Bai Xiaosheng sonrió indiferente.
Mientras Han Chen contactaba con la institución de tasación de terceros, Bai Xiaosheng aprovechó la oportunidad para susurrar algo a Su Lingyu y Jiang Yue.
—¿Ah? —Las dos mujeres se miraron, finalmente asintiendo y marchándose.
—Los expertos estarán aquí en veinte minutos. Cuando se demuestre que este artículo es real, ¡tendrás que asumir la responsabilidad! —dijo Han Chen enojado.
Bai Xiaosheng solo sonrió.
Para entonces, Su Lingyu y Jiang Yue habían regresado, llevando varios objetos con ellas, que colocaron uno por uno sobre la mesa.
Sus acciones hicieron que las personas alrededor se miraran, desconcertadas.
Sin embargo, los objetos sobre la mesa resultaron ser los Cuatro Tesoros del Estudio —pincel, tinta, papel y piedra de tinta— junto con tinta para sellos, un cuchillo utilitario, un gran rábano de piel verde y algunos otros artículos diversos.
—¿Qué estás haciendo? —Su Dazhong no pudo evitar preguntar.
Yan Xuefei también se acercó, curiosa.
—Damas y caballeros, parece que algunos todavía no creen que este pergamino sea falso —Bai Xiaosheng frunció los labios con diversión, y le pidió a Su Lingyu que moliera la tinta—. Aprovechando el cumpleaños de la Tía Yan, realizaré un pequeño truco para todos.
—¡Es hora de mostrar algunas habilidades reales! —bromeó Bai Xiaosheng usando una frase popular de la época.

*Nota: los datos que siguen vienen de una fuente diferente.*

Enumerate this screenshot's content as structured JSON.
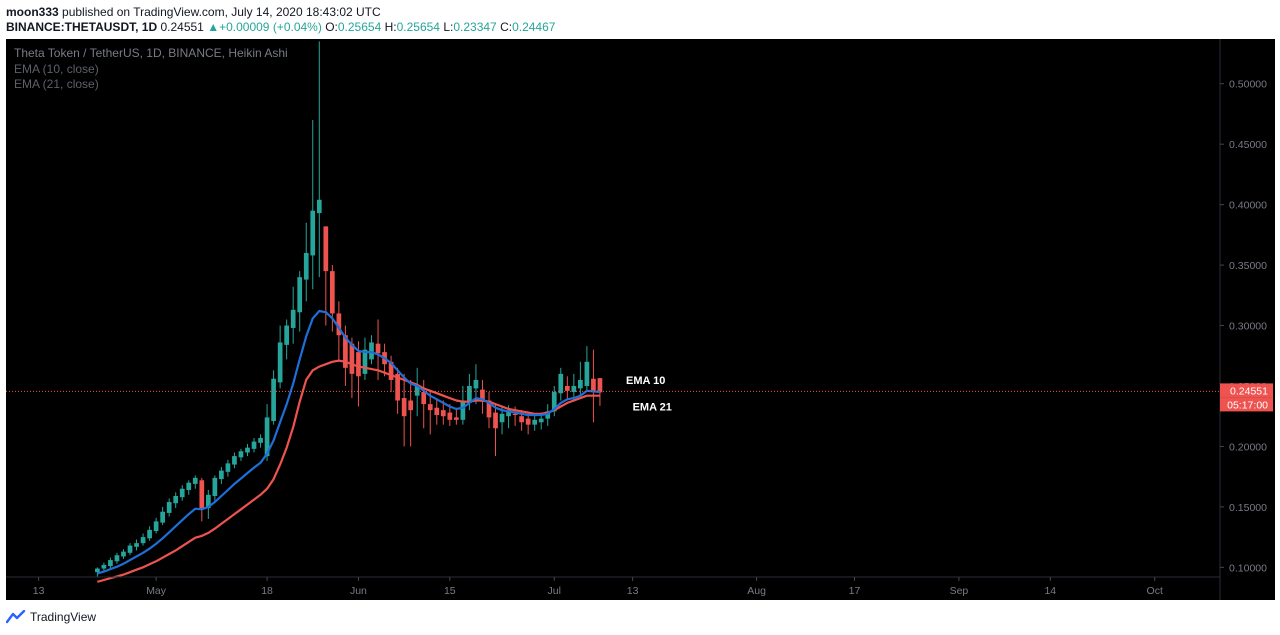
{
  "header": {
    "author": "moon333",
    "published_text": "published on TradingView.com, July 14, 2020 18:43:02 UTC",
    "symbol": "BINANCE:THETAUSDT, 1D",
    "price": "0.24551",
    "change": "+0.00009 (+0.04%)",
    "o_label": "O:",
    "o_value": "0.25654",
    "h_label": "H:",
    "h_value": "0.25654",
    "l_label": "L:",
    "l_value": "0.23347",
    "c_label": "C:",
    "c_value": "0.24467"
  },
  "chart_legend": {
    "title": "Theta Token / TetherUS, 1D, BINANCE, Heikin Ashi",
    "ema10": "EMA (10, close)",
    "ema21": "EMA (21, close)"
  },
  "footer": {
    "brand": "TradingView"
  },
  "colors": {
    "up": "#26a69a",
    "down": "#ef5350",
    "ema10": "#1e6fd9",
    "ema21": "#ef5350",
    "bg": "#000000",
    "axis_text": "#787b86"
  },
  "chart_data": {
    "type": "candlestick",
    "style": "Heikin Ashi",
    "title": "Theta Token / TetherUS, 1D, BINANCE, Heikin Ashi",
    "y_ticks": [
      "0.50000",
      "0.45000",
      "0.40000",
      "0.35000",
      "0.30000",
      "0.25000",
      "0.20000",
      "0.15000",
      "0.10000"
    ],
    "y_tick_values": [
      0.5,
      0.45,
      0.4,
      0.35,
      0.3,
      0.25,
      0.2,
      0.15,
      0.1
    ],
    "ylim": [
      0.092,
      0.537
    ],
    "x_ticks": [
      {
        "label": "13",
        "day": 0
      },
      {
        "label": "May",
        "day": 18
      },
      {
        "label": "18",
        "day": 35
      },
      {
        "label": "Jun",
        "day": 49
      },
      {
        "label": "15",
        "day": 63
      },
      {
        "label": "Jul",
        "day": 79
      },
      {
        "label": "13",
        "day": 91
      },
      {
        "label": "Aug",
        "day": 110
      },
      {
        "label": "17",
        "day": 125
      },
      {
        "label": "Sep",
        "day": 141
      },
      {
        "label": "14",
        "day": 155
      },
      {
        "label": "Oct",
        "day": 171
      }
    ],
    "xlim": [
      -5,
      181
    ],
    "grid": false,
    "last_price": "0.24551",
    "last_price_value": 0.24551,
    "countdown": "05:17:00",
    "annotations": [
      {
        "text": "EMA 10",
        "day": 90,
        "y": 0.255
      },
      {
        "text": "EMA 21",
        "day": 91,
        "y": 0.233
      }
    ],
    "candles_start_day": 9,
    "candles": [
      {
        "o": 0.096,
        "h": 0.1,
        "l": 0.092,
        "c": 0.099
      },
      {
        "o": 0.099,
        "h": 0.104,
        "l": 0.096,
        "c": 0.102
      },
      {
        "o": 0.101,
        "h": 0.108,
        "l": 0.099,
        "c": 0.106
      },
      {
        "o": 0.105,
        "h": 0.112,
        "l": 0.103,
        "c": 0.11
      },
      {
        "o": 0.109,
        "h": 0.115,
        "l": 0.107,
        "c": 0.113
      },
      {
        "o": 0.112,
        "h": 0.12,
        "l": 0.11,
        "c": 0.118
      },
      {
        "o": 0.117,
        "h": 0.123,
        "l": 0.114,
        "c": 0.12
      },
      {
        "o": 0.12,
        "h": 0.128,
        "l": 0.118,
        "c": 0.125
      },
      {
        "o": 0.124,
        "h": 0.134,
        "l": 0.122,
        "c": 0.131
      },
      {
        "o": 0.13,
        "h": 0.141,
        "l": 0.128,
        "c": 0.138
      },
      {
        "o": 0.137,
        "h": 0.15,
        "l": 0.135,
        "c": 0.146
      },
      {
        "o": 0.145,
        "h": 0.157,
        "l": 0.142,
        "c": 0.154
      },
      {
        "o": 0.153,
        "h": 0.162,
        "l": 0.149,
        "c": 0.159
      },
      {
        "o": 0.158,
        "h": 0.168,
        "l": 0.155,
        "c": 0.165
      },
      {
        "o": 0.164,
        "h": 0.172,
        "l": 0.16,
        "c": 0.17
      },
      {
        "o": 0.169,
        "h": 0.176,
        "l": 0.165,
        "c": 0.174
      },
      {
        "o": 0.172,
        "h": 0.174,
        "l": 0.138,
        "c": 0.148
      },
      {
        "o": 0.149,
        "h": 0.164,
        "l": 0.14,
        "c": 0.16
      },
      {
        "o": 0.159,
        "h": 0.176,
        "l": 0.155,
        "c": 0.174
      },
      {
        "o": 0.173,
        "h": 0.183,
        "l": 0.169,
        "c": 0.18
      },
      {
        "o": 0.179,
        "h": 0.189,
        "l": 0.175,
        "c": 0.186
      },
      {
        "o": 0.185,
        "h": 0.195,
        "l": 0.182,
        "c": 0.192
      },
      {
        "o": 0.191,
        "h": 0.198,
        "l": 0.188,
        "c": 0.196
      },
      {
        "o": 0.195,
        "h": 0.202,
        "l": 0.192,
        "c": 0.199
      },
      {
        "o": 0.198,
        "h": 0.207,
        "l": 0.195,
        "c": 0.204
      },
      {
        "o": 0.203,
        "h": 0.21,
        "l": 0.199,
        "c": 0.207
      },
      {
        "o": 0.192,
        "h": 0.235,
        "l": 0.188,
        "c": 0.224
      },
      {
        "o": 0.221,
        "h": 0.263,
        "l": 0.218,
        "c": 0.256
      },
      {
        "o": 0.253,
        "h": 0.3,
        "l": 0.248,
        "c": 0.286
      },
      {
        "o": 0.284,
        "h": 0.305,
        "l": 0.272,
        "c": 0.3
      },
      {
        "o": 0.298,
        "h": 0.332,
        "l": 0.285,
        "c": 0.313
      },
      {
        "o": 0.311,
        "h": 0.345,
        "l": 0.295,
        "c": 0.34
      },
      {
        "o": 0.338,
        "h": 0.385,
        "l": 0.32,
        "c": 0.36
      },
      {
        "o": 0.358,
        "h": 0.47,
        "l": 0.33,
        "c": 0.395
      },
      {
        "o": 0.393,
        "h": 0.535,
        "l": 0.34,
        "c": 0.404
      },
      {
        "o": 0.382,
        "h": 0.382,
        "l": 0.3,
        "c": 0.345
      },
      {
        "o": 0.345,
        "h": 0.35,
        "l": 0.295,
        "c": 0.31
      },
      {
        "o": 0.31,
        "h": 0.32,
        "l": 0.27,
        "c": 0.292
      },
      {
        "o": 0.292,
        "h": 0.3,
        "l": 0.25,
        "c": 0.265
      },
      {
        "o": 0.285,
        "h": 0.29,
        "l": 0.24,
        "c": 0.26
      },
      {
        "o": 0.278,
        "h": 0.287,
        "l": 0.233,
        "c": 0.258
      },
      {
        "o": 0.26,
        "h": 0.29,
        "l": 0.255,
        "c": 0.28
      },
      {
        "o": 0.272,
        "h": 0.292,
        "l": 0.268,
        "c": 0.286
      },
      {
        "o": 0.285,
        "h": 0.305,
        "l": 0.255,
        "c": 0.277
      },
      {
        "o": 0.278,
        "h": 0.285,
        "l": 0.258,
        "c": 0.268
      },
      {
        "o": 0.27,
        "h": 0.275,
        "l": 0.245,
        "c": 0.255
      },
      {
        "o": 0.26,
        "h": 0.265,
        "l": 0.227,
        "c": 0.238
      },
      {
        "o": 0.24,
        "h": 0.26,
        "l": 0.2,
        "c": 0.225
      },
      {
        "o": 0.238,
        "h": 0.255,
        "l": 0.2,
        "c": 0.23
      },
      {
        "o": 0.242,
        "h": 0.265,
        "l": 0.225,
        "c": 0.25
      },
      {
        "o": 0.245,
        "h": 0.255,
        "l": 0.215,
        "c": 0.235
      },
      {
        "o": 0.235,
        "h": 0.245,
        "l": 0.21,
        "c": 0.23
      },
      {
        "o": 0.232,
        "h": 0.24,
        "l": 0.218,
        "c": 0.226
      },
      {
        "o": 0.23,
        "h": 0.238,
        "l": 0.218,
        "c": 0.225
      },
      {
        "o": 0.228,
        "h": 0.235,
        "l": 0.217,
        "c": 0.222
      },
      {
        "o": 0.224,
        "h": 0.232,
        "l": 0.218,
        "c": 0.222
      },
      {
        "o": 0.222,
        "h": 0.25,
        "l": 0.218,
        "c": 0.238
      },
      {
        "o": 0.236,
        "h": 0.26,
        "l": 0.23,
        "c": 0.25
      },
      {
        "o": 0.248,
        "h": 0.268,
        "l": 0.235,
        "c": 0.255
      },
      {
        "o": 0.247,
        "h": 0.255,
        "l": 0.227,
        "c": 0.237
      },
      {
        "o": 0.238,
        "h": 0.245,
        "l": 0.215,
        "c": 0.224
      },
      {
        "o": 0.228,
        "h": 0.235,
        "l": 0.192,
        "c": 0.215
      },
      {
        "o": 0.22,
        "h": 0.233,
        "l": 0.21,
        "c": 0.227
      },
      {
        "o": 0.225,
        "h": 0.234,
        "l": 0.215,
        "c": 0.23
      },
      {
        "o": 0.227,
        "h": 0.233,
        "l": 0.217,
        "c": 0.226
      },
      {
        "o": 0.225,
        "h": 0.23,
        "l": 0.213,
        "c": 0.22
      },
      {
        "o": 0.223,
        "h": 0.229,
        "l": 0.21,
        "c": 0.218
      },
      {
        "o": 0.218,
        "h": 0.227,
        "l": 0.213,
        "c": 0.222
      },
      {
        "o": 0.22,
        "h": 0.228,
        "l": 0.214,
        "c": 0.223
      },
      {
        "o": 0.223,
        "h": 0.235,
        "l": 0.217,
        "c": 0.229
      },
      {
        "o": 0.229,
        "h": 0.25,
        "l": 0.225,
        "c": 0.245
      },
      {
        "o": 0.244,
        "h": 0.265,
        "l": 0.238,
        "c": 0.26
      },
      {
        "o": 0.25,
        "h": 0.258,
        "l": 0.238,
        "c": 0.246
      },
      {
        "o": 0.245,
        "h": 0.26,
        "l": 0.237,
        "c": 0.25
      },
      {
        "o": 0.248,
        "h": 0.27,
        "l": 0.242,
        "c": 0.255
      },
      {
        "o": 0.25,
        "h": 0.283,
        "l": 0.245,
        "c": 0.27
      },
      {
        "o": 0.256,
        "h": 0.28,
        "l": 0.22,
        "c": 0.245
      },
      {
        "o": 0.2565,
        "h": 0.2565,
        "l": 0.2335,
        "c": 0.2447
      }
    ],
    "ema10": [
      0.095,
      0.0965,
      0.0985,
      0.1005,
      0.103,
      0.106,
      0.109,
      0.112,
      0.1155,
      0.1195,
      0.124,
      0.129,
      0.134,
      0.139,
      0.144,
      0.1485,
      0.148,
      0.15,
      0.154,
      0.159,
      0.164,
      0.169,
      0.1735,
      0.178,
      0.1825,
      0.1865,
      0.194,
      0.205,
      0.22,
      0.235,
      0.252,
      0.272,
      0.291,
      0.306,
      0.312,
      0.311,
      0.306,
      0.298,
      0.29,
      0.284,
      0.279,
      0.278,
      0.278,
      0.276,
      0.273,
      0.269,
      0.263,
      0.257,
      0.252,
      0.25,
      0.246,
      0.242,
      0.239,
      0.236,
      0.233,
      0.231,
      0.232,
      0.236,
      0.24,
      0.239,
      0.236,
      0.232,
      0.23,
      0.229,
      0.228,
      0.227,
      0.226,
      0.226,
      0.226,
      0.227,
      0.231,
      0.236,
      0.239,
      0.24,
      0.242,
      0.246,
      0.2455,
      0.245
    ],
    "ema21": [
      0.088,
      0.0895,
      0.091,
      0.0925,
      0.094,
      0.096,
      0.098,
      0.1,
      0.1025,
      0.105,
      0.108,
      0.111,
      0.114,
      0.1175,
      0.121,
      0.1245,
      0.126,
      0.1285,
      0.132,
      0.136,
      0.14,
      0.144,
      0.148,
      0.152,
      0.156,
      0.16,
      0.165,
      0.173,
      0.185,
      0.199,
      0.216,
      0.237,
      0.255,
      0.263,
      0.266,
      0.268,
      0.27,
      0.271,
      0.27,
      0.268,
      0.266,
      0.265,
      0.264,
      0.263,
      0.261,
      0.259,
      0.257,
      0.255,
      0.253,
      0.251,
      0.248,
      0.246,
      0.244,
      0.242,
      0.24,
      0.238,
      0.237,
      0.237,
      0.238,
      0.238,
      0.237,
      0.235,
      0.233,
      0.231,
      0.23,
      0.229,
      0.228,
      0.227,
      0.227,
      0.228,
      0.23,
      0.233,
      0.236,
      0.238,
      0.24,
      0.242,
      0.242,
      0.242
    ]
  }
}
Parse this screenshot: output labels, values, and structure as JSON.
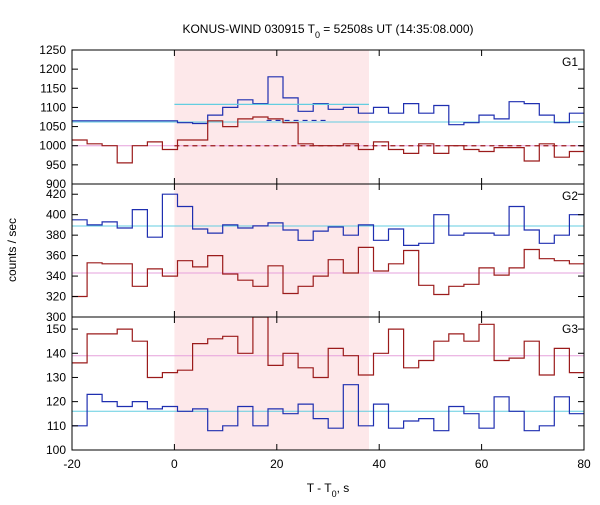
{
  "chart_data": {
    "type": "line",
    "title": {
      "main": "KONUS-WIND 030915 T",
      "sub": "0",
      "rest": " = 52508s UT (14:35:08.000)"
    },
    "xlabel": {
      "main": "T - T",
      "sub": "0",
      "rest": ", s"
    },
    "ylabel": "counts / sec",
    "xlim": [
      -20,
      80
    ],
    "x_ticks": [
      -20,
      0,
      20,
      40,
      60,
      80
    ],
    "bin_width": 2.944,
    "bin_start": -20,
    "shaded_interval": {
      "from": 0,
      "to": 38,
      "color": "#fde8ea"
    },
    "colors": {
      "blue": "#1f2fb0",
      "red": "#9b1b1b",
      "cyan": "#63cde0",
      "pink": "#e6a0dc"
    },
    "panels": [
      {
        "label": "G1",
        "ylim": [
          900,
          1250
        ],
        "y_ticks": [
          900,
          950,
          1000,
          1050,
          1100,
          1150,
          1200,
          1250
        ],
        "series": [
          {
            "color": "blue",
            "values": [
              1065,
              1065,
              1065,
              1065,
              1065,
              1065,
              1065,
              1060,
              1058,
              1080,
              1100,
              1120,
              1110,
              1180,
              1125,
              1090,
              1110,
              1095,
              1100,
              1085,
              1100,
              1085,
              1110,
              1085,
              1105,
              1055,
              1060,
              1080,
              1070,
              1115,
              1110,
              1080,
              1060,
              1085,
              1065
            ]
          },
          {
            "color": "red",
            "values": [
              1015,
              1005,
              1000,
              955,
              1000,
              1010,
              990,
              1015,
              1015,
              1065,
              1050,
              1070,
              1075,
              1070,
              1060,
              1005,
              1000,
              1000,
              1005,
              990,
              1010,
              990,
              980,
              1005,
              980,
              1000,
              990,
              985,
              995,
              995,
              960,
              1005,
              970,
              985,
              990
            ]
          }
        ],
        "bg_levels": [
          {
            "color": "cyan",
            "y": 1062,
            "from": -20,
            "to": 80
          },
          {
            "color": "pink",
            "y": 1000,
            "from": -20,
            "to": 80
          }
        ],
        "fit_levels": [
          {
            "color": "cyan",
            "y": 1108,
            "from": 0,
            "to": 38,
            "dash": false
          },
          {
            "color": "blue",
            "y": 1066,
            "from": 18,
            "to": 30,
            "dash": true
          },
          {
            "color": "red",
            "y": 1000,
            "from": 0,
            "to": 80,
            "dash": true
          }
        ]
      },
      {
        "label": "G2",
        "ylim": [
          300,
          430
        ],
        "y_ticks": [
          300,
          320,
          340,
          360,
          380,
          400,
          420
        ],
        "series": [
          {
            "color": "blue",
            "values": [
              395,
              390,
              393,
              387,
              405,
              378,
              420,
              408,
              386,
              382,
              390,
              387,
              389,
              392,
              385,
              375,
              384,
              388,
              380,
              390,
              375,
              386,
              370,
              372,
              400,
              380,
              382,
              382,
              380,
              408,
              385,
              372,
              380,
              400,
              410,
              405
            ]
          },
          {
            "color": "red",
            "values": [
              320,
              353,
              352,
              352,
              330,
              347,
              340,
              355,
              349,
              360,
              342,
              336,
              330,
              350,
              323,
              330,
              340,
              356,
              343,
              368,
              345,
              352,
              365,
              331,
              322,
              330,
              332,
              348,
              341,
              348,
              366,
              357,
              355,
              352,
              346,
              340
            ]
          }
        ],
        "bg_levels": [
          {
            "color": "cyan",
            "y": 389,
            "from": -20,
            "to": 80
          },
          {
            "color": "pink",
            "y": 343,
            "from": -20,
            "to": 80
          }
        ]
      },
      {
        "label": "G3",
        "ylim": [
          100,
          155
        ],
        "y_ticks": [
          100,
          110,
          120,
          130,
          140,
          150
        ],
        "series": [
          {
            "color": "blue",
            "values": [
              110,
              123,
              120,
              118,
              120,
              117,
              118,
              116,
              117,
              108,
              110,
              118,
              110,
              117,
              115,
              119,
              113,
              109,
              127,
              110,
              119,
              109,
              112,
              113,
              108,
              118,
              115,
              109,
              122,
              116,
              108,
              110,
              122,
              115,
              119,
              118
            ]
          },
          {
            "color": "red",
            "values": [
              136,
              148,
              148,
              150,
              145,
              130,
              132,
              133,
              144,
              146,
              147,
              140,
              155,
              135,
              140,
              134,
              130,
              142,
              139,
              131,
              140,
              150,
              134,
              137,
              145,
              148,
              145,
              152,
              137,
              138,
              145,
              131,
              142,
              132,
              136,
              133,
              140
            ]
          }
        ],
        "bg_levels": [
          {
            "color": "cyan",
            "y": 116,
            "from": -20,
            "to": 80
          },
          {
            "color": "pink",
            "y": 139,
            "from": -20,
            "to": 80
          }
        ]
      }
    ]
  }
}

Han Chen observó con sospecha mientras Bai Xiaosheng tomaba un gran trozo de pergamino en blanco, agarraba un pincel cargado de tinta, miraba los otros caracteres dañados y comenzaba a escribir directamente en el pergamino.
Su escritura fluía como nubes y agua, ¡y los caracteres eran exactamente como los originales!
Mientras escribía, Bai Xiaosheng explicaba:
—Este pergamino es una escritura cursiva de poemas y letras de las dinastías Tang y Song del Monje Xiangguang Dong Qichang, definido por sus trazos claros y fluidos…
Después de escribir una serie de diez caracteres, Bai Xiaosheng dejó el pincel y dijo:
—Ancianos, tengo algo de conocimiento de caligrafía y sé escribir. Espero que no me confundan con un falsificador.
La audiencia no pudo evitar sonreír.
Su Lingyu y Jiang Yue admiraban los caracteres, que eran indistinguibles del original.
Yan Xuefei y Su Dazhong estaban llenos de sorpresa.
Esta hermosa caligrafía era efectivamente de la mano de este joven. ¡Parecía que debía haberse sumergido en este arte durante al menos una década para tener tal habilidad!
Han Chen miró con incredulidad las obras nuevas y originales, que eran prácticamente indistinguibles.
Bai Xiaosheng recogió el rábano, miró los sellos en la pintura, y silenciosamente gritó en su mente: «¡Loto Rojo!»
—¡Entendido! —respondió Loto Rojo.
En la mente de Bai Xiaosheng, apareció una imagen perfecta y clara del sello.
El rábano de piel verde fue rápidamente tallado en forma bajo su mano con el cuchillo utilitario.
Finalmente, Bai Xiaosheng untó la tinta para sellos y lo estampó directamente sobre los caracteres que había escrito.
—Todo listo, ¡esperemos a que los expertos lo verifiquen!